Local body ticket in Dunedin, New Zealand

Greater Dunedin was a local body ticket in Dunedin, New Zealand. The ticket was formed in 2007 and contested the 2010 Dunedin local elections and 2013 local elections. In February 2016, Mayor Dave Cull dissolved the Greater Dunedin group and announced that it would not be contesting the 2016 local elections.

==History==
Prior to the 2010 election there were three Greater Dunedin Councillors: Dave Cull, Kate Wilson and Chris Staynes. They along with six other Greater Dunedin candidates ran for council in 2010. Dave Cull was elected mayor.

For the 2013 election, Greater Dunedin candidates included Dave Cull, Jinty MacTavish, Richard Thomson, Mike Lord, Irene Mosley, Kate Wilson, Chris Staynes, Letisha Nicholas and Ali Copeman. Cull was undecided whether or not Carisbrook should be kept as a future sporting venue, but the stadium has since be demolished.

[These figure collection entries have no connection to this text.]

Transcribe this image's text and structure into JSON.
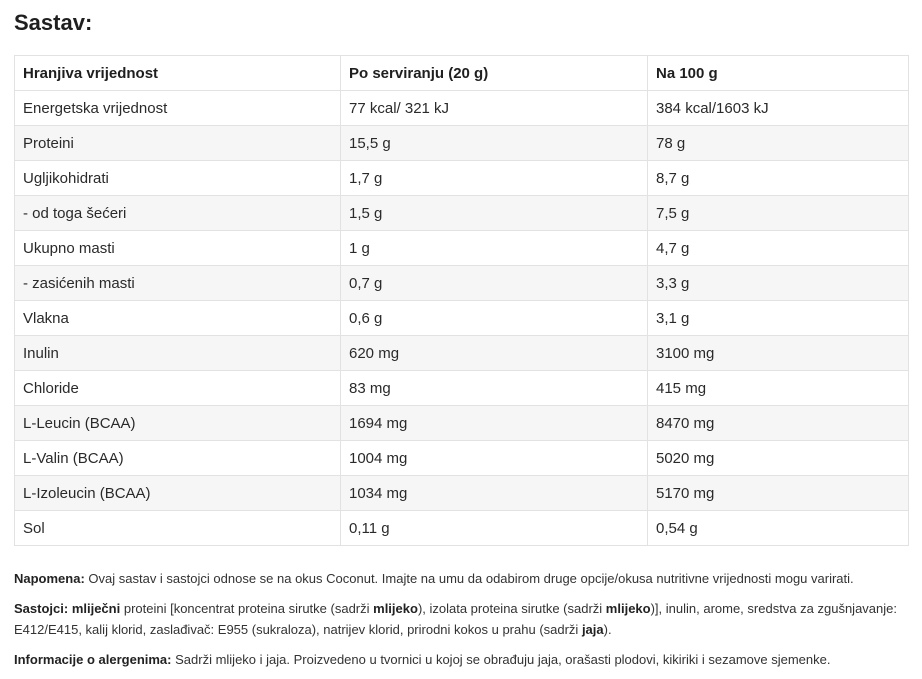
{
  "title": "Sastav:",
  "table": {
    "headers": [
      "Hranjiva vrijednost",
      "Po serviranju (20 g)",
      "Na 100 g"
    ],
    "rows": [
      [
        "Energetska vrijednost",
        "77 kcal/ 321 kJ",
        "384 kcal/1603 kJ"
      ],
      [
        "Proteini",
        "15,5 g",
        "78 g"
      ],
      [
        "Ugljikohidrati",
        "1,7 g",
        "8,7 g"
      ],
      [
        "- od toga šećeri",
        "1,5 g",
        "7,5 g"
      ],
      [
        "Ukupno masti",
        "1 g",
        "4,7 g"
      ],
      [
        "- zasićenih masti",
        "0,7 g",
        "3,3 g"
      ],
      [
        "Vlakna",
        "0,6 g",
        "3,1 g"
      ],
      [
        "Inulin",
        "620 mg",
        "3100 mg"
      ],
      [
        "Chloride",
        "83 mg",
        "415 mg"
      ],
      [
        "L-Leucin (BCAA)",
        "1694 mg",
        "8470 mg"
      ],
      [
        "L-Valin (BCAA)",
        "1004 mg",
        "5020 mg"
      ],
      [
        "L-Izoleucin (BCAA)",
        "1034 mg",
        "5170 mg"
      ],
      [
        "Sol",
        "0,11 g",
        "0,54 g"
      ]
    ]
  },
  "notes": {
    "napomena_label": "Napomena:",
    "napomena_text": " Ovaj sastav i sastojci odnose se na okus Coconut. Imajte na umu da odabirom druge opcije/okusa nutritivne vrijednosti mogu varirati.",
    "sastojci": {
      "label": "Sastojci:",
      "t1": "mliječni",
      "t2": " proteini [koncentrat proteina sirutke (sadrži ",
      "t3": "mlijeko",
      "t4": "), izolata proteina sirutke (sadrži ",
      "t5": "mlijeko",
      "t6": ")], inulin, arome, sredstva za zgušnjavanje: E412/E415, kalij klorid, zaslađivač: E955 (sukraloza), natrijev klorid, prirodni kokos u prahu (sadrži ",
      "t7": "jaja",
      "t8": ")."
    },
    "alergeni_label": "Informacije o alergenima:",
    "alergeni_text": " Sadrži mlijeko i jaja. Proizvedeno u tvornici u kojoj se obrađuju jaja, orašasti plodovi, kikiriki i sezamove sjemenke."
  }
}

On 26 February 2016, Mayor Cull announced the dissolution of the Greater Dunedin group and that he and the other members would be contesting the upcoming local body elections in October 2016 as independent candidates. Cull's assertion that the dissolution was not caused by any "split within the ranks" was contested by fellow councillor Mike Lord, who disagreed with the Dunedin City Council's ethical investment policy and other unspecified issues. However, he praised the Greater Dunedin group for focusing on council efficiency and debt reduction. Meanwhile, councillor Kate Wilson credited the group with bringing more new councillors into the city council. The dissolution also coincided with a news report that the Labour Party would be contesting the Dunedin local body elections under the "Local Labour" ticket. On 20 April, it was reported that the Labour Party had dropped its plan to field a bloc of candidates in the 2016 Dunedin elections but would still consider endorsing other candidates. Mayor Cull has confirmed that he would also contest the 2016 mayoralty.

==Policies==

- Fiscal responsibility
- Environmentally friendly
- Economic development
- Reduce compliance costs
- Preserving heritage infrastructure

Dave Cull voted against the construction of the new Forsyth Barr Stadium at University Plaza as did Wilson with Staynes supporting it. Since then all three councilors have objected to the stadium.